Gilles et le chapeau de Zéphirine

En sortant l’autre midi de l’envoûtante caverne de Rétro-Magazine, au 5 bis de la Riponne (où l’on peut désormais acheter le journal du jour de sa naissance en même temps qu’un bon vin du même millésime*), j’ai dégoté un joyau littéraire sur l’étal d’un marchand d’occasions de la place. Il s’agit d’un petit bouquin de 220 pages suavement décaties par 70 ans d’âge, et dont l’écriture dégage un bouquet de miel d’acacia et d’amande flétrie, tel un noble Dézaley authentifié de 1943.

Cette année-là, Jean Villard-Gilles animait avec Edith Burger son cabaret lausannois du Coup de Soleil, en y soufflant l’esprit de la résistance française, et très courageusement de l’ironie antinazie. Notre chansonnier à œil de merle avait 48 ans. Et dans son sulfureux caf’conc’ de la rue de la Paix, il fit perler aussi tout l’humour que les Vaudois ont d’eux-mêmes.
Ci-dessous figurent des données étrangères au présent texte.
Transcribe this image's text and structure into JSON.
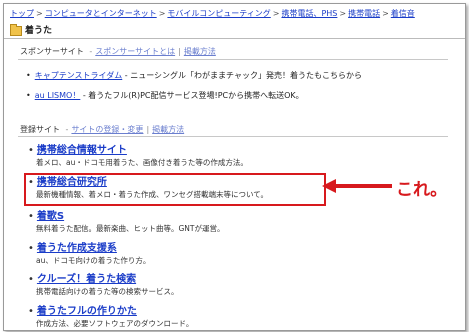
{
  "breadcrumb": {
    "items": [
      "トップ",
      "コンピュータとインターネット",
      "モバイルコンピューティング",
      "携帯電話、PHS",
      "携帯電話",
      "着信音"
    ],
    "separator": ">"
  },
  "page_title": "着うた",
  "sponsor": {
    "heading": "スポンサーサイト",
    "link1": "スポンサーサイトとは",
    "link2": "掲載方法",
    "items": [
      {
        "link": "キャプテンストライダム",
        "text": " - ニューシングル「わがままチャック」発売！着うたもこちらから"
      },
      {
        "link": "au LISMO！",
        "text": " - 着うたフル(R)PC配信サービス登場!PCから携帯へ転送OK。"
      }
    ]
  },
  "registered": {
    "heading": "登録サイト",
    "link1": "サイトの登録・変更",
    "link2": "掲載方法",
    "sites": [
      {
        "name": "携帯総合情報サイト",
        "desc": "着メロ、au・ドコモ用着うた、画像付き着うた等の作成方法。"
      },
      {
        "name": "携帯総合研究所",
        "desc": "最新機種情報、着メロ・着うた作成、ワンセグ搭載端末等について。"
      },
      {
        "name": "着歌S",
        "desc": "無料着うた配信。最新楽曲、ヒット曲等。GNTが運営。"
      },
      {
        "name": "着うた作成支援系",
        "desc": "au、ドコモ向けの着うた作り方。"
      },
      {
        "name": "クルーズ！着うた検索",
        "desc": "携帯電話向けの着うた等の検索サービス。"
      },
      {
        "name": "着うたフルの作りかた",
        "desc": "作成方法、必要ソフトウェアのダウンロード。"
      }
    ]
  },
  "annotation": {
    "text": "これ。",
    "color": "#d7191d"
  }
}
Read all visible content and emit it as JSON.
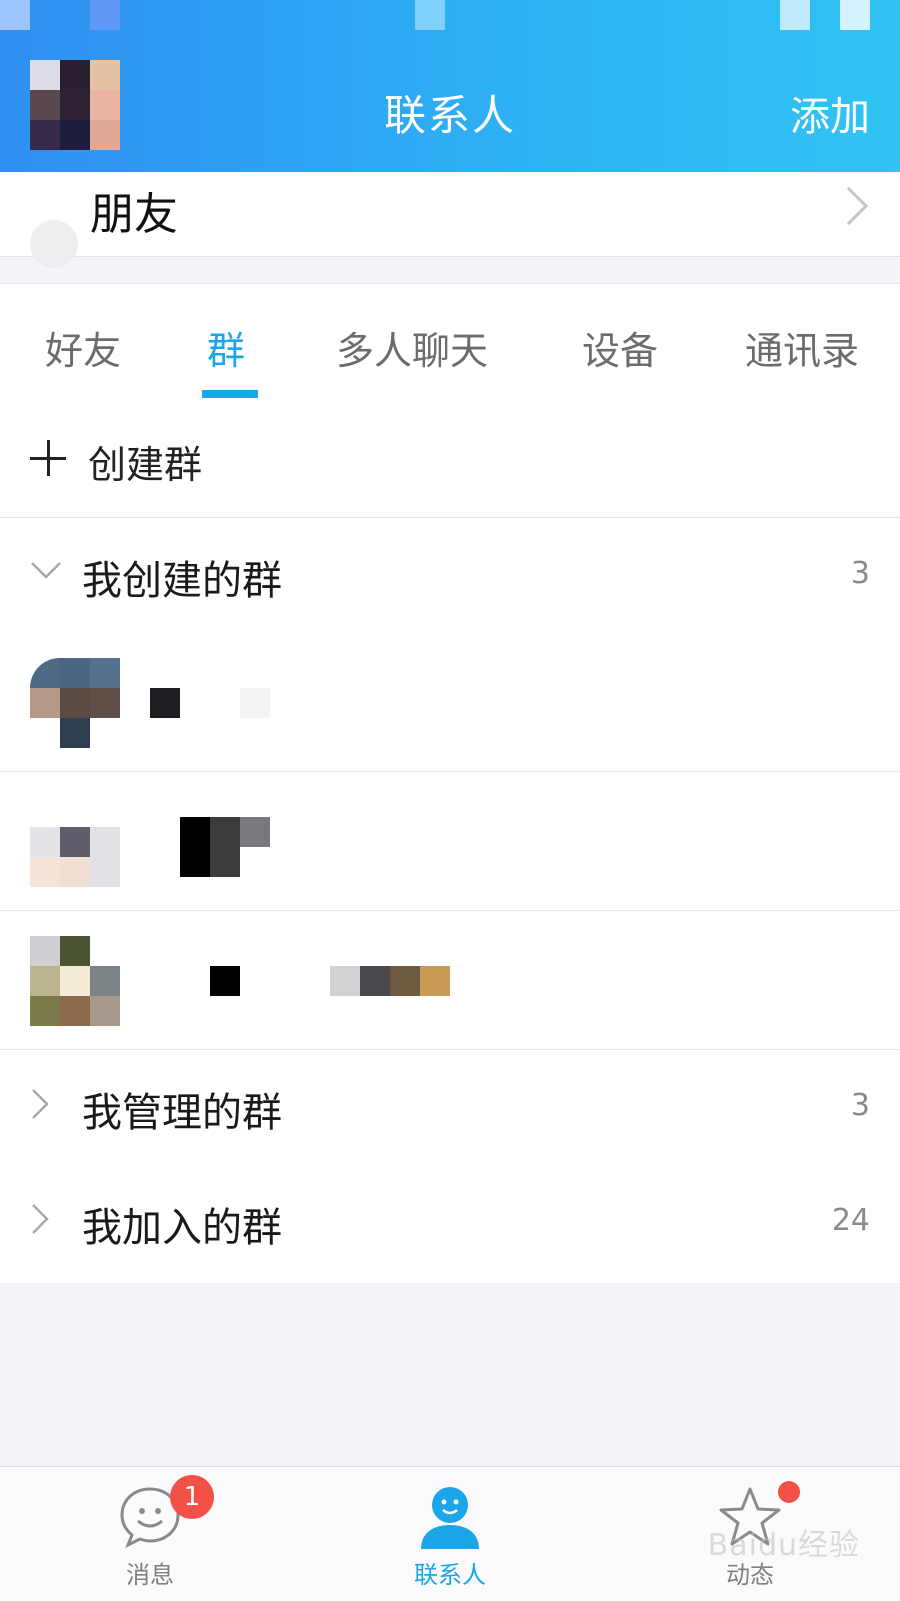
{
  "header": {
    "title": "联系人",
    "add_label": "添加"
  },
  "friend_row": {
    "label": "朋友"
  },
  "tabs": [
    {
      "label": "好友",
      "active": false
    },
    {
      "label": "群",
      "active": true
    },
    {
      "label": "多人聊天",
      "active": false
    },
    {
      "label": "设备",
      "active": false
    },
    {
      "label": "通讯录",
      "active": false
    }
  ],
  "create_group": {
    "label": "创建群"
  },
  "groups": {
    "created": {
      "label": "我创建的群",
      "count": "3",
      "expanded": true
    },
    "managed": {
      "label": "我管理的群",
      "count": "3",
      "expanded": false
    },
    "joined": {
      "label": "我加入的群",
      "count": "24",
      "expanded": false
    }
  },
  "tabbar": {
    "messages": {
      "label": "消息",
      "badge": "1"
    },
    "contacts": {
      "label": "联系人"
    },
    "activity": {
      "label": "动态"
    }
  },
  "watermark": "Baidu经验",
  "colors": {
    "accent": "#1aa6e8",
    "header_start": "#2f8ff2",
    "header_end": "#31c3f4",
    "badge": "#f35048"
  }
}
Les Editions Nouvelles, de Lausanne, en tirèrent alors ce florilège d’anecdotes et d’historiettes, dont voici une qui respire les belles candeurs de nos campagnes d’antan:

«Le ciel sur la vallée se gonfle lentement et va accoucher bientôt d’un orage. La nature est tendue à l’extrême et les hirondelles volent bas. Au village les montagnards regardent le ciel et s’apprêtent à se garer sous l’auvent des chalets. La vieille Zéphirine descend le raidillon. Elle se hâte pour aller jusque chez le cordonnier. Mais en plein raidillon, voilà l’orage qui pète! Un coup de cymbale, un feu roulant de batteries célestes qui vous éventrent le ciel de plomb, et voilà les cataractes d’eau sur la vallée. Le vent s’engouffre avec la pluie dans le raidillon, des feuilles mortes sont jetées en gerbes vers les toits déjà ruisselants.

»La vieille Zéphirine ne fait ni une ni deux, elle attrape ses jupes à pleins bras, les rejette par-derrière par-dessus sa tête pour se protéger et se met à courir de toutes ses vieilles jambes qu’on voit maintenant jusqu’aux cuisses. Sur le pas de la porte il y a le petit Théodule, un sale gamin effronté, mal embouché qui, devant le tableau, se met à crier:

-         Hé! la vieille, on voit ton cul!

Et la vieille de répondre sans se laisser démonter:

-         Mon cul, je m’en f…, il a 67 ans, mais mon chapeau est tout neuf!